Lionel Steinberg testified as a Government witness, his testimony relating to his purchase in Palm Springs, California, from a local art dealer of thirty-one Picasso prints for $35,000. He had no contact with either Lee or Soares. This witness was examined and cross-examined at length. Upon the completion of his testimony when the trial judge indicated that he was going to excuse the witness from further attendance at court, counsel objected and requested that the witness be ordered to remain in attendance for “possible further cross-examination.” The trial court refused to thus order the witness, advising counsel that he should go right ahead and conclude his cross-examination and that as far as the trial court was concerned Steinberg would then be excused, subject to the right of Soares to subpoena him as his own witness.

A day or two later, counsel, during his presentation of evidence on behalf of Soares, announced that he desired to recall Steinberg for more cross-examination. By that time Steinberg had left the state. This chronology adds up to reversible error, says counsel. We do not agree.
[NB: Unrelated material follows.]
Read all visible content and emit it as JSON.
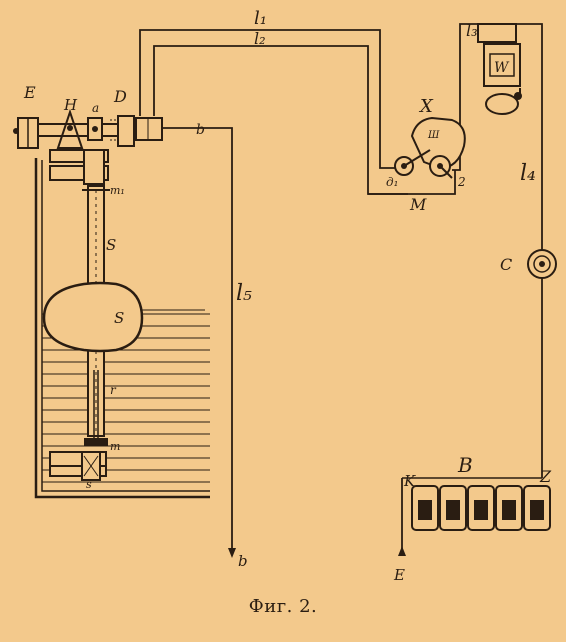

The recalling of a witness for additional cross-examination is ordinarily within the sound discretion of the trial court even when the witness is still in attendance. Belanger v. Alton Box Board Co., 180 F.2d 87 (7th Cir. 1950). Counsel indicated in his offer of proof the matters on which he desired to further cross-examine Steinberg had the latter then been present. These matters were not material nor relevant to the issues in the case. But in any event, we find no error in the action of the trial court. Soares’ admitted right to cross-examine Steinberg was not abridged by the trial court, which specifically advised counsel that he could cross-examine at length, but that it wasn’t going to be strung out through the entire trial. See in this regard Batsell v. United States, 403 F.2d 395 (8th Cir. 1968), cert. denied, 393 U.S. 1094, 89 S.Ct. 865, 21 L.Ed.2d 785.

IV.

Error is also claimed on the fact that several witnesses testified using business records for which counsel says there was no proper' foundation. No objection on this ground was made in the trial court. In any event, there was no error in allowing, for example, the auditor of a Los Angeles hotel who had custody of the books and records of the hotel to testify concerning a registration card of the hotel.

Judgment affirmed.






Concurrence Opinion

LEWIS, Chief Judge

(concurring).

I concur but in so doing wish to recognize subjectively the prejudice inherent in the act of informing a jury that a co-defendant has pleaded guilty and the lack of validity in the assumption that an instruction to draw no adverse inference from that fact realistically protects the defendant from all harm. Cf. Bru-ton v. United States, 391 U.S. 123, 88 S. Ct. 1620, 20 L.Ed.2d 476. However, I likewise recognize that the trial of a *435criminal case to a jury should not contain avoidable overtones of mystery and dissatisfaction as to their knowledge of all the facts. I would leave the matter within the discretion of the trial court in the first instance, negativing any judicial duty to comply with a simple prosecution pre-trial request to “keep the record straight” and imposing the duty to consider each case under its particular circumstances. When, as in Richards v. United States, supra, the pleading codefendant testifies in the main case and when, as in Wood v. United States, supra, pleas of guilty are entered after the trial is in progress, an explanation of the facts is clearly proper.

In the case at bar, the codefendant Lee was present during the trial and participated passively. Consequently I concur and agree, but with hesitancy, that the trial court did not abuse its discretion.